Anytime a new category is introduced, it takes time for that system to be adopted, he says. For example, the numbers of children classified with traumatic brain injury and developmental disability also increased in the years after they were included in states' special-education categories. Mr. Shattuck and his colleagues found that as autism rates rose, the prevalence of mental retardation and learning disabilities declined by roughly the same amount in the special-education data.
Such trends suggest that states were using the new autism category to classify children who would formerly have been included in the mental-retardation or learning-disabled groupings.
"We can't use special-ed trends to validly argue that there is or isn't an epidemic," says Mr. Shattuck.
Debating the Data
In his new book, Unstrange Minds: Remapping the World of Autism (Basic Books), Roy Richard Grinker, a professor of anthropology at George Washington University, argues that many factors have conspired to give the false impression of an epidemic. Psychiatrists have broadened the diagnosis of autism to include more people; society now recognizes the disorder more readily, so children are getting diagnosed more often and at younger ages; and there are more child psychiatrists who are familiar with and can diagnose the disorder.

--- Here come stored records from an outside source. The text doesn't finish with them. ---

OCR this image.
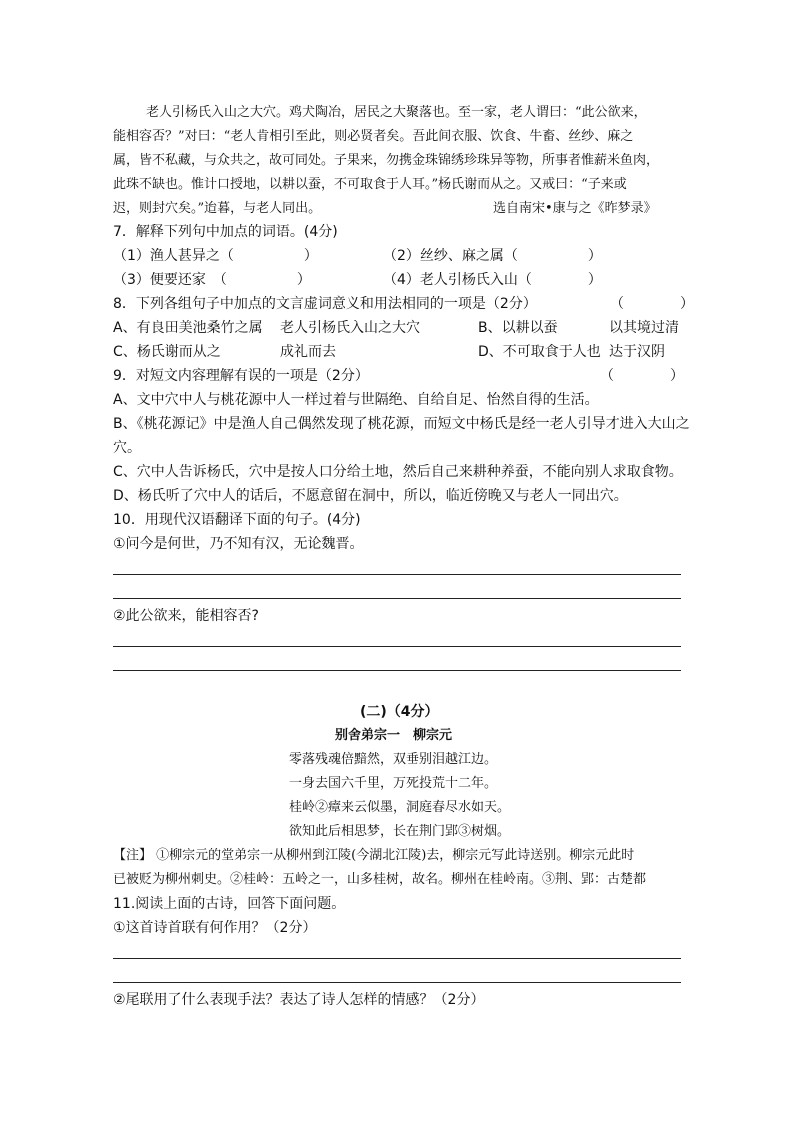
老人引杨氏入山之大穴。鸡犬陶冶，居民之大聚落也。至一家，老人谓曰：“此公欲来，
能相容否？”对曰：“老人肯相引至此，则必贤者矣。吾此间衣服、饮食、牛畜、丝纱、麻之
属，皆不私藏，与众共之，故可同处。子果来，勿携金珠锦绣珍珠异等物，所事者惟薪米鱼肉，
此珠不缺也。惟计口授地，以耕以蚕，不可取食于人耳。”杨氏谢而从之。又戒曰：“子来或
迟，则封穴矣。”迨暮，与老人同出。	选自南宋•康与之《昨梦录》
7．解释下列句中加点的词语。(4分)
（1）渔人甚异之（　　　　　）	（2）丝纱、麻之属（　　　　　）
（3）便要还家　（　　　　　）	（4）老人引杨氏入山（　　　　）
8．下列各组句子中加点的文言虚词意义和用法相同的一项是（2分）	（　　　　）
A、有良田美池桑竹之属 老人引杨氏入山之大穴	B、以耕以蚕	以其境过清
C、杨氏谢而从之	成礼而去	D、不可取食于人也 达于汉阴
9．对短文内容理解有误的一项是（2分）	（　　　　）
A、文中穴中人与桃花源中人一样过着与世隔绝、自给自足、怡然自得的生活。
B、《桃花源记》中是渔人自己偶然发现了桃花源，而短文中杨氏是经一老人引导才进入大山之
穴。
C、穴中人告诉杨氏，穴中是按人口分给土地，然后自己来耕种养蚕，不能向别人求取食物。
D、杨氏听了穴中人的话后，不愿意留在洞中，所以，临近傍晚又与老人一同出穴。
10．用现代汉语翻译下面的句子。(4分)
①问今是何世，乃不知有汉，无论魏晋。
②此公欲来，能相容否?
(二)（4分）
别舍弟宗一　柳宗元
零落残魂倍黯然，双垂别泪越江边。
一身去国六千里，万死投荒十二年。
桂岭②瘴来云似墨，洞庭春尽水如天。
欲知此后相思梦，长在荆门郢③树烟。
【注】 ①柳宗元的堂弟宗一从柳州到江陵(今湖北江陵)去，柳宗元写此诗送别。柳宗元此时
已被贬为柳州刺史。②桂岭：五岭之一，山多桂树，故名。柳州在桂岭南。③荆、郢：古楚都
11.阅读上面的古诗，回答下面问题。
①这首诗首联有何作用？（2分）
②尾联用了什么表现手法？表达了诗人怎样的情感？（2分）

"I use the analogy of a perfect storm," he says. "All of these factors coming together and acting together to give us a situation that feels in your gut like an epidemic."

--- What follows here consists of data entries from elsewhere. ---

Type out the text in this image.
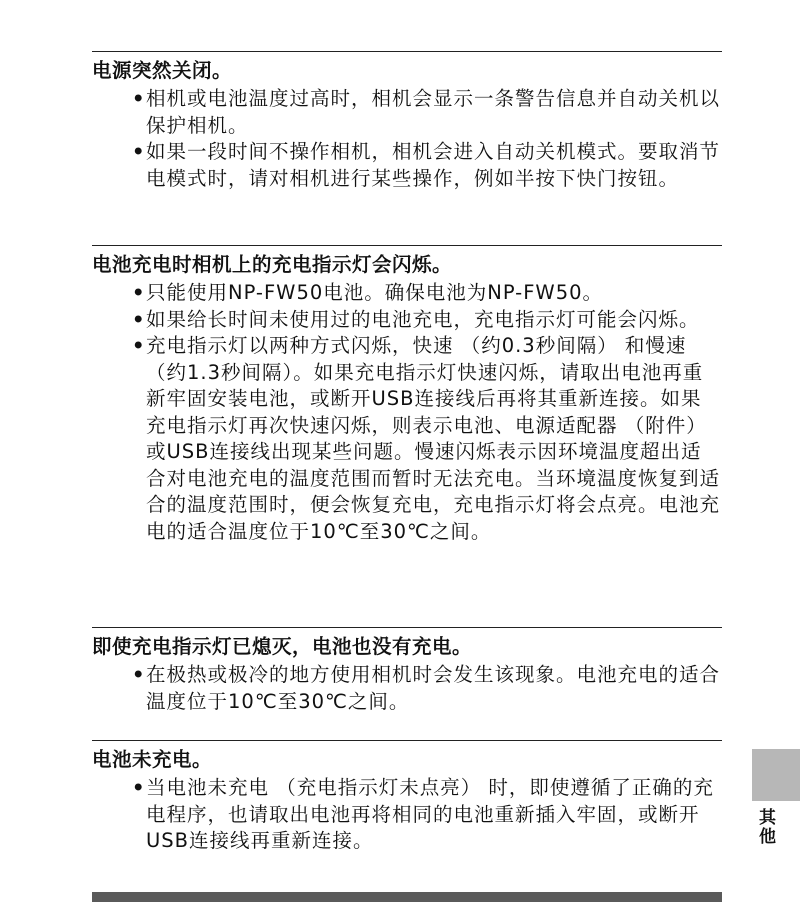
电源突然关闭。
• 相机或电池温度过高时，相机会显示一条警告信息并自动关机以保护相机。
• 如果一段时间不操作相机，相机会进入自动关机模式。要取消节电模式时，请对相机进行某些操作，例如半按下快门按钮。
电池充电时相机上的充电指示灯会闪烁。
• 只能使用NP-FW50电池。确保电池为NP-FW50。
• 如果给长时间未使用过的电池充电，充电指示灯可能会闪烁。
• 充电指示灯以两种方式闪烁，快速 （约0.3秒间隔） 和慢速 （约1.3秒间隔）。如果充电指示灯快速闪烁，请取出电池再重新牢固安装电池，或断开USB连接线后再将其重新连接。如果充电指示灯再次快速闪烁，则表示电池、电源适配器 （附件） 或USB连接线出现某些问题。慢速闪烁表示因环境温度超出适合对电池充电的温度范围而暂时无法充电。当环境温度恢复到适合的温度范围时，便会恢复充电，充电指示灯将会点亮。电池充电的适合温度位于10℃至30℃之间。
即使充电指示灯已熄灭，电池也没有充电。
• 在极热或极冷的地方使用相机时会发生该现象。电池充电的适合温度位于10℃至30℃之间。
电池未充电。
• 当电池未充电 （充电指示灯未点亮） 时，即使遵循了正确的充电程序，也请取出电池再将相同的电池重新插入牢固，或断开USB连接线再重新连接。	其他
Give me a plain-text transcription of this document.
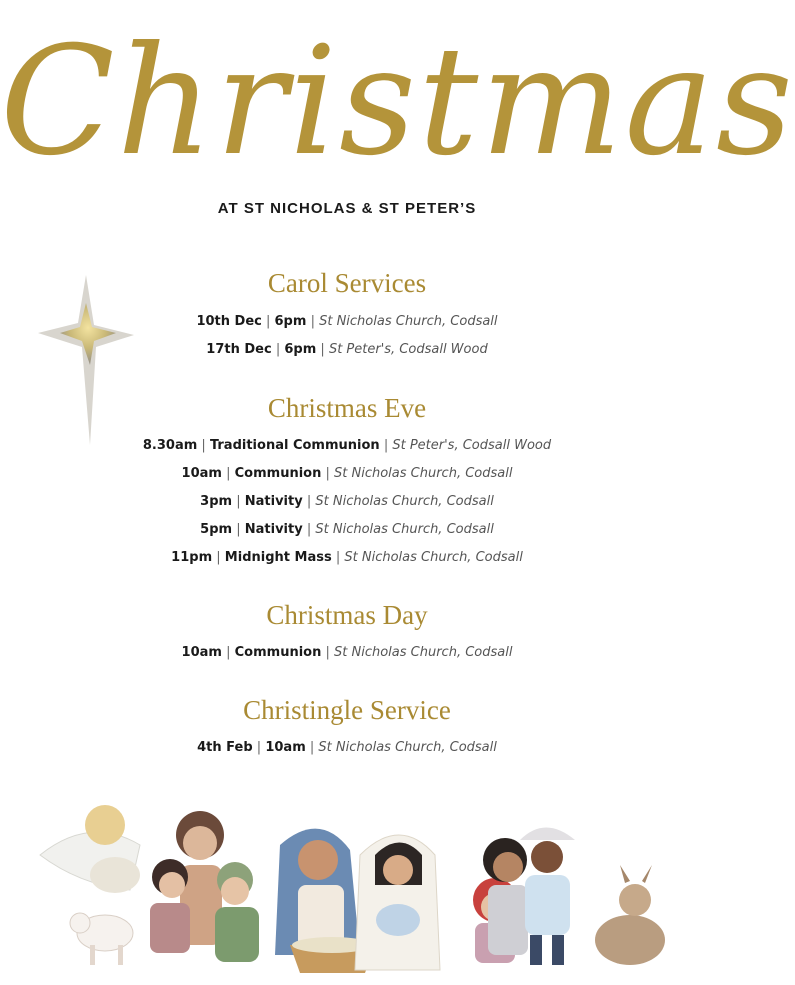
Christmas
AT ST NICHOLAS & ST PETER’S
Carol Services
10th Dec | 6pm | St Nicholas Church, Codsall
17th Dec | 6pm | St Peter's, Codsall Wood
Christmas Eve
8.30am | Traditional Communion | St Peter's, Codsall Wood
10am | Communion | St Nicholas Church, Codsall
3pm | Nativity | St Nicholas Church, Codsall
5pm | Nativity | St Nicholas Church, Codsall
11pm | Midnight Mass | St Nicholas Church, Codsall
Christmas Day
10am | Communion | St Nicholas Church, Codsall
Christingle Service
4th Feb | 10am | St Nicholas Church, Codsall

Craig J. Newschaffer, a professor of public health at Drexel University, has studied the autism data, and he agrees that diagnostic changes and recognition are contributing to the rising rates, but he can't rule out the possibility of a true epidemic.
"I spent a lot of time looking at the evidence for both sides, and my feeling as an epidemiologist is that I don't have enough evidence on either side to say conclusively it's one way or the other." The data are simply not good enough to answer the question, he says.
Many advocates have pressed the question of an epidemic because it would offer some support for the idea that an environmental factor is causing more cases of autism than in the past. A study by the Institute of Medicine concluded in 2004 that there was no compelling evidence to link mercury-containing vaccines to the rising rates of autism, but researchers agreed at the conference last month that the government should focus more on examining a broad array of potential environmental factors that could contribute to autism, especially in people with a genetic predisposition.
In recent years, some researchers say they have received threats if their work questions the reality of an epidemic or a connection between vaccines and autism. An editorial this month in Nature Neuroscience says that people who oppose the mercury-autism hypothesis "have been harassed with repeated calls."
After Mr. Shattuck's paper last year, he received "a half-dozen phone messages on my answering machine that were either vaguely or specifically physically threatening," he said.
One person said, "Don't be surprised if you get a knock on your door in the middle of the night and I'll be there." Another message said it was easy in the age of the Internet to find out where people live.
"Nothing ever came of it, but it was nerve-racking," he says. "I have a family and a young child."